Attenuation of EGFL7 Expression Inhibits Growth Hormone-Producing Pituitary Adenomas Growth and Invasion.

in Human gene therapy by Qian Liu, Jianpeng Wang, Hongye Yang, Hua Gao, Chuzhong Li, Xiaolei Lan, Yazhuo Zhang

TLDR

  • The study found that EGFL7 and Notch2 are overexpressed in invasive GHPAs, leading to reduced recurrence-free survival, and identifies EGFL7 as a potential novel molecular target for future medical therapy.

Abstract

Invasiveness of growth hormone-producing pituitary adenomas (GHPAs) causes difficulties in safe and complete adenoma removal during surgery and often leads to high recurrence. Epidermal growth factor-like domain 7 (EGFL7) has been shown to be able to promote tumor angiogenesis, growth, invasiveness, and metastasis through the Notch signaling pathway. It was previously demonstrated that EGFL7 was overexpressed in GHPAs. This study reports that EGFL7 and Notch2 (positive correlation with EGFL7) are overexpressed in invasive GHPA. A long-rank test (Kaplan-Meier method) shows that invasive GHPAs with EGFL7 strong expression results in reduced recurrence-free survival. Multivariate Cox regression analysis reveals that weak EGFL7 expression is an independent prognostic factor for recurrence-free survival. In addition, knockdown of EGFL7 expression suppresses proliferation and invasion of GH3 and GT1-1 cells in vitro. Moreover, attenuation of EGFL7 inhibits human GHPA growth in vivo. The data suggest that as a Notch agonist, EGFL7 may potentially be an appropriate novel molecular target for future development of GHPA medical therapy.

Overview

  • The study aimed to investigate the relationship between EGFL7 and Notch2 in invasive growth hormone-producing pituitary adenomas (GHPAs) and their effects on recurrence-free survival.
  • The study used a combination of in vitro and in vivo experiments to explore the role of EGFL7 in GHPAs, including its correlation with Notch2, cell proliferation, invasion, and tumor growth.
  • The primary objective of the study was to identify potential therapeutic targets for GHPAs, specifically EGFL7, as a novel molecular target for future medical therapy.
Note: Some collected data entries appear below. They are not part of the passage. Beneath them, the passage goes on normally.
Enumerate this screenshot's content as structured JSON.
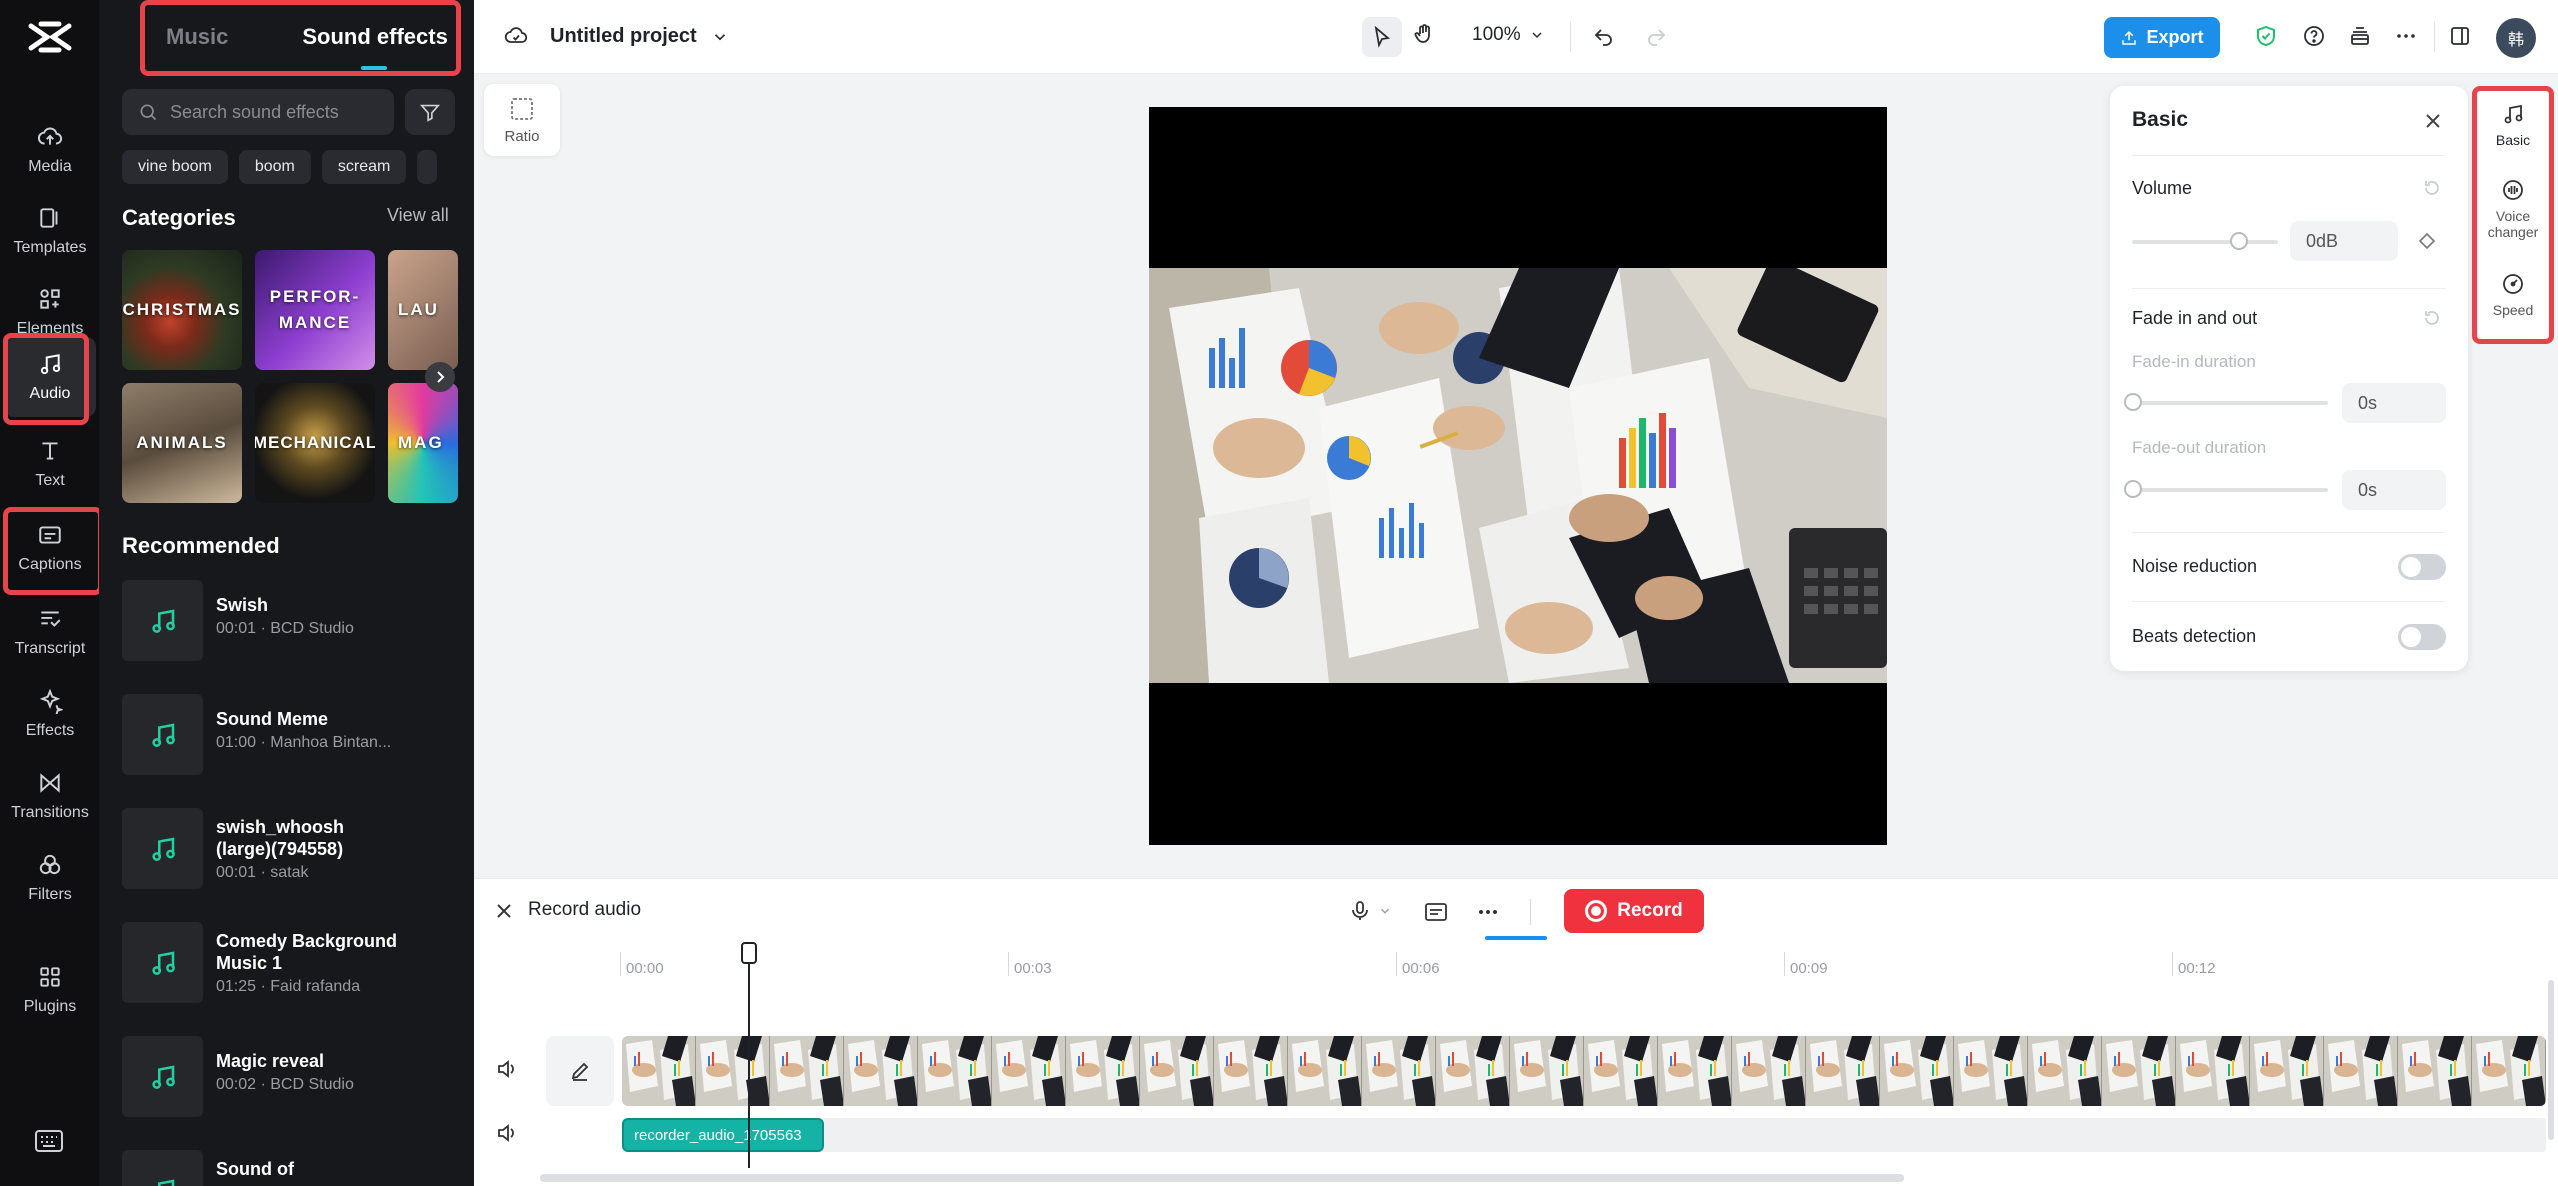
{
  "rail": {
    "items": [
      {
        "label": "Media",
        "icon": "cloud-upload-icon"
      },
      {
        "label": "Templates",
        "icon": "templates-icon"
      },
      {
        "label": "Elements",
        "icon": "elements-icon"
      },
      {
        "label": "Audio",
        "icon": "music-note-icon"
      },
      {
        "label": "Text",
        "icon": "text-icon"
      },
      {
        "label": "Captions",
        "icon": "captions-icon"
      },
      {
        "label": "Transcript",
        "icon": "transcript-icon"
      },
      {
        "label": "Effects",
        "icon": "effects-icon"
      },
      {
        "label": "Transitions",
        "icon": "transitions-icon"
      },
      {
        "label": "Filters",
        "icon": "filters-icon"
      },
      {
        "label": "Plugins",
        "icon": "plugins-icon"
      }
    ]
  },
  "panel": {
    "tabs": [
      "Music",
      "Sound effects"
    ],
    "search_placeholder": "Search sound effects",
    "chips": [
      "vine boom",
      "boom",
      "scream"
    ],
    "categories_title": "Categories",
    "view_all": "View all",
    "categories": [
      {
        "label": "CHRISTMAS"
      },
      {
        "label": "PERFOR-\nMANCE"
      },
      {
        "label": "LAU"
      },
      {
        "label": "ANIMALS"
      },
      {
        "label": "MECHANICAL"
      },
      {
        "label": "MAG"
      }
    ],
    "recommended_title": "Recommended",
    "tracks": [
      {
        "name": "Swish",
        "meta": "00:01 · BCD Studio"
      },
      {
        "name": "Sound Meme",
        "meta": "01:00 · Manhoa Bintan..."
      },
      {
        "name": "swish_whoosh (large)(794558)",
        "meta": "00:01 · satak"
      },
      {
        "name": "Comedy Background Music 1",
        "meta": "01:25 · Faid rafanda"
      },
      {
        "name": "Magic reveal",
        "meta": "00:02 · BCD Studio"
      },
      {
        "name": "Sound of",
        "meta": ""
      }
    ]
  },
  "topbar": {
    "project_title": "Untitled project",
    "zoom": "100%",
    "export_label": "Export",
    "avatar_text": "韩"
  },
  "canvas": {
    "ratio_label": "Ratio"
  },
  "basic": {
    "title": "Basic",
    "volume_label": "Volume",
    "volume_value": "0dB",
    "fade_label": "Fade in and out",
    "fade_in_label": "Fade-in duration",
    "fade_in_value": "0s",
    "fade_out_label": "Fade-out duration",
    "fade_out_value": "0s",
    "noise_label": "Noise reduction",
    "beats_label": "Beats detection"
  },
  "right_tabs": [
    "Basic",
    "Voice changer",
    "Speed"
  ],
  "record": {
    "title": "Record audio",
    "record_label": "Record"
  },
  "timeline": {
    "ticks": [
      "00:00",
      "00:03",
      "00:06",
      "00:09",
      "00:12"
    ],
    "audio_clip": "recorder_audio_1705563"
  }
}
Comparative Analysis & Findings

  • The study found that EGFL7 and Notch2 are overexpressed in invasive GHPAs, with a positive correlation between the two.
  • A long-rank test showed that invasive GHPAs with strong EGFL7 expression exhibited reduced recurrence-free survival, while weak EGFL7 expression was an independent prognostic factor for recurrence-free survival.
  • In vitro and in vivo experiments revealed that knockdown of EGFL7 expression suppressed proliferation and invasion of GH3 and GT1-1 cells, as well as human GHPA growth.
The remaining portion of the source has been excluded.